Cancelled the newspapers. I couldn’t be convinced that even if the newspaper carrier was going to remember to deliver it without a bag, that the bag wouldn’t just have been discarded in his/her car moments before delivery.
I received a gift card from REI for Christmas and I decided to redeem it today. I knew that any package they sent me would include plastic of some sort and that the box would arrive after the first of the year (our official start date), but, hell, I wanted a new pair of pants so I decided to go for it. Failed. Already. Zero-plastic-influx was going to have to take a hit.
The pants are 3% spandex (fancy name for plastic?) and 97% cotton. I guess I will need to find a 100% cotton pant moving forward, but I feel confident that none of the pants I currently own will need to be replaced over the next year. I Suppose I have spandex to thank for that.
Anyway, to feel a bit better about the whole plastic pant shipping thing, I decided to see what the REI sales representative could do for me in terms of plastic-free shipping. Despite my attempt to appeal to her Northwest/Seattle, outdoor-loving, need-to-be-ahead-of-the-curve-in-terms-of-funky mossiness, she claimed that she had no control over the way my pants were shipped; this despite her admission that “Yeah, we’re into green.”

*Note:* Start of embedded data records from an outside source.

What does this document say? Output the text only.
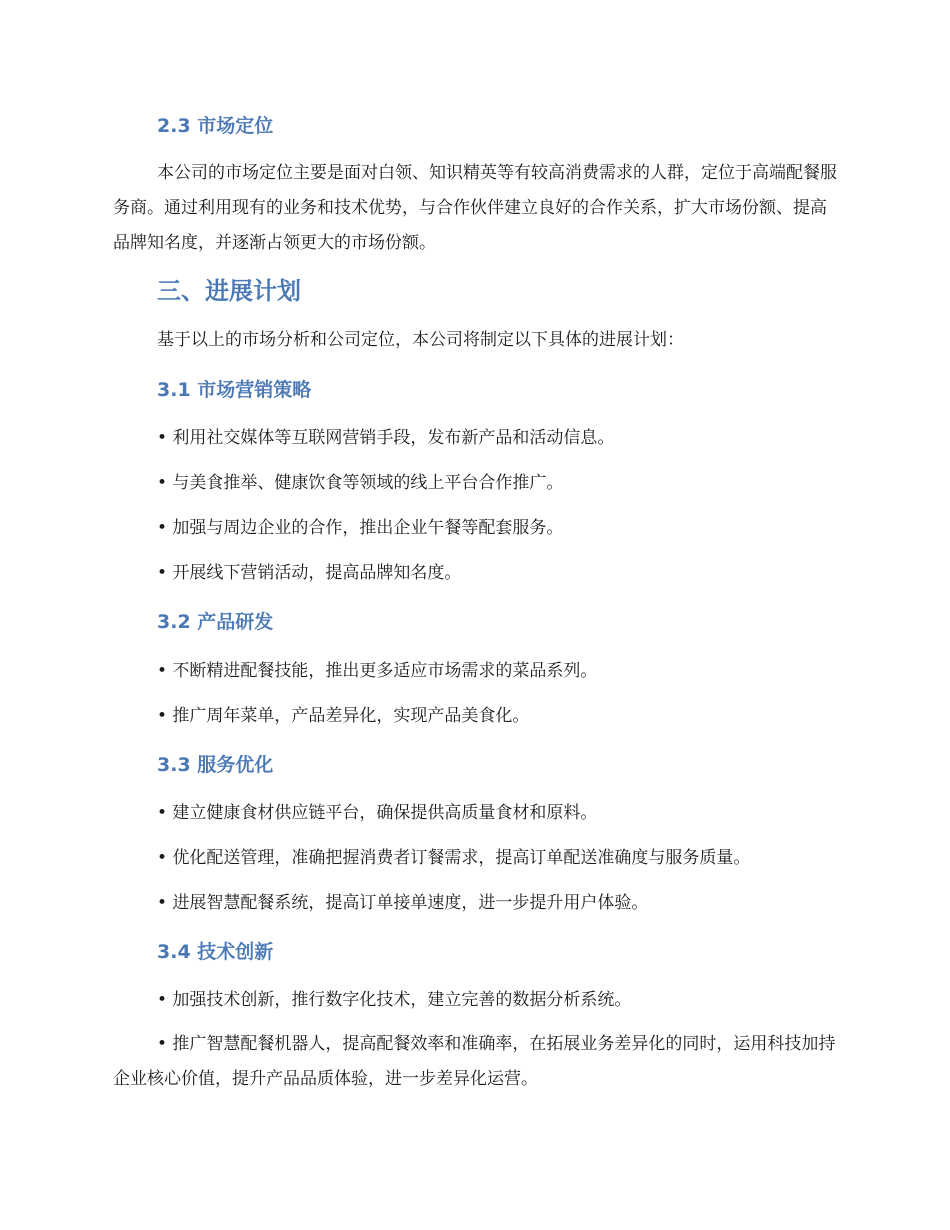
2.3 市场定位

本公司的市场定位主要是面对白领、知识精英等有较高消费需求的人群，定位于高端配餐服务商。通过利用现有的业务和技术优势，与合作伙伴建立良好的合作关系，扩大市场份额、提高品牌知名度，并逐渐占领更大的市场份额。

三、进展计划

基于以上的市场分析和公司定位，本公司将制定以下具体的进展计划：

3.1 市场营销策略
• 利用社交媒体等互联网营销手段，发布新产品和活动信息。
• 与美食推举、健康饮食等领域的线上平台合作推广。
• 加强与周边企业的合作，推出企业午餐等配套服务。
• 开展线下营销活动，提高品牌知名度。
3.2 产品研发
• 不断精进配餐技能，推出更多适应市场需求的菜品系列。
• 推广周年菜单，产品差异化，实现产品美食化。
3.3 服务优化
• 建立健康食材供应链平台，确保提供高质量食材和原料。
• 优化配送管理，准确把握消费者订餐需求，提高订单配送准确度与服务质量。
• 进展智慧配餐系统，提高订单接单速度，进一步提升用户体验。
3.4 技术创新
• 加强技术创新，推行数字化技术，建立完善的数据分析系统。

• 推广智慧配餐机器人，提高配餐效率和准确率，在拓展业务差异化的同时，运用科技加持企业核心价值，提升产品品质体验，进一步差异化运营。
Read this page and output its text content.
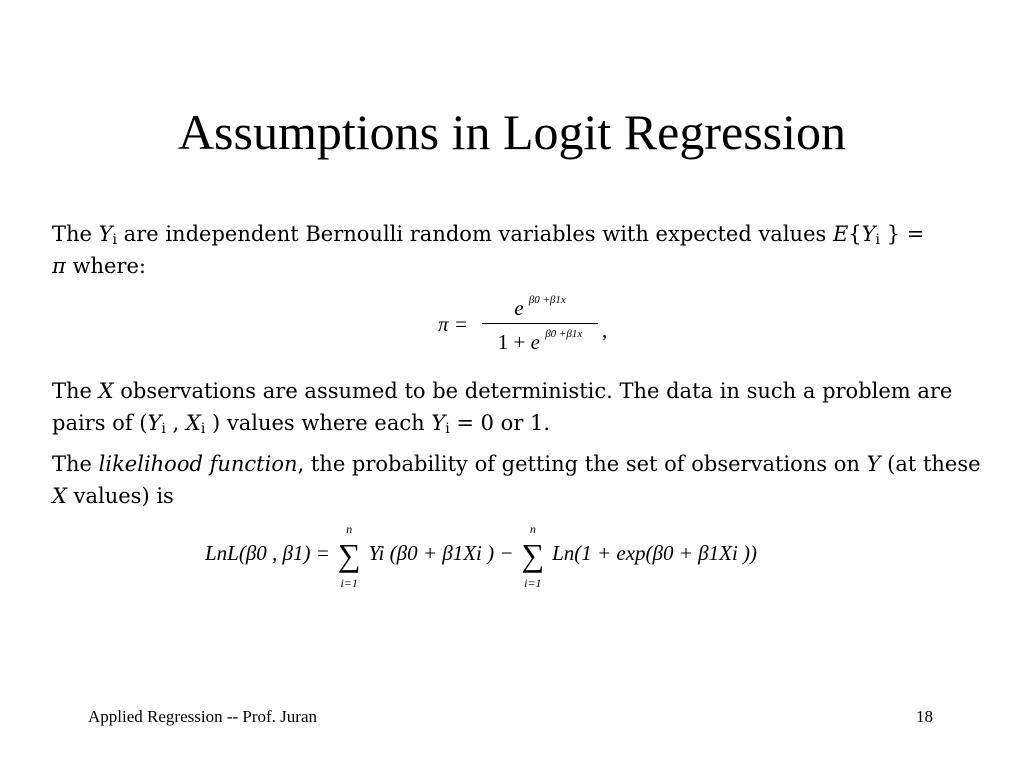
Assumptions in Logit Regression
The $Y_i$ are independent Bernoulli random variables with expected values $E\{Y_i$ } =
π where:
π =
e $^{\beta 0 +\beta 1x}$
1 + e $^{\beta 0 +\beta 1x}$ ,
The X observations are assumed to be deterministic. The data in such a problem are pairs of ($Y_i$ , $X_i$ ) values where each $Y_i = 0$ or 1.
The likelihood function, the probability of getting the set of observations on Y (at these X values) is
LnL(β0 , β1) =
n
∑
i=1
Yi (β0 + β1Xi ) −
n
∑
i=1
Ln(1 + exp(β0 + β1Xi ))
Applied Regression -- Prof. Juran	18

Apparently the plastic bag the pants will come in are to protect it from any moisture it may come into contact. (Dog pee?) I tried to see if they could wrap my box in twine instead of using tape. No go. “Hey, I won’t hold you accountable if the twine comes off and my pants land on the floor of the Salt Lake City UPS distribution center. Let’s just see what happens,” I said to the woman. Suppose REI just isn’t that funky.
Sure, I didn’t really press the issue – it was a half-assed effort on my part. Mostly, I was just curious – just feeling the whole thing out. Clearly this could have been a big Michael Moore moment complete with cameras and tirades and heart-felt speeches about the churning mass of plastic so soupingly loving our oceans, but I’m not quite ready for that yet. We’ll see.
So the morning after we decided all this happened to be our daughters’ 7th birthday. I woke up and went to Giant for a few supplies. I got birthday candles (plastic window on the cardboard box), wrapping paper (plastic wrapper), 2 pairs of gloves for the girls (held together by a plastic tag), tortillas (in plastic bag), and taco-mix (in plasticized envelope). So I’m batting 1000 so far. I finally thought of something today that wouldn’t be hard. Spices – our spice-guy Jim at market will think it’s just peachy to sell us spices in paper bags, or in containers that we bring to him. I think basically anything we buy from someone we know is going to work out. Interesting how that works.
Driven by a post-dinner conversation with our friend and chemist, Ryan Mehl, we have decided to rethink our relationship with plastic – well, more than rethink. During the 2012 calendar year we are going to try to eliminate any new influx of plastic into our house. Sure, plastic has many important and useful applications and our approach is not plastic-free, merely zero-plastic-influx. There will undoubtedly be challenges along the way, but we will try to meet these in a creative way.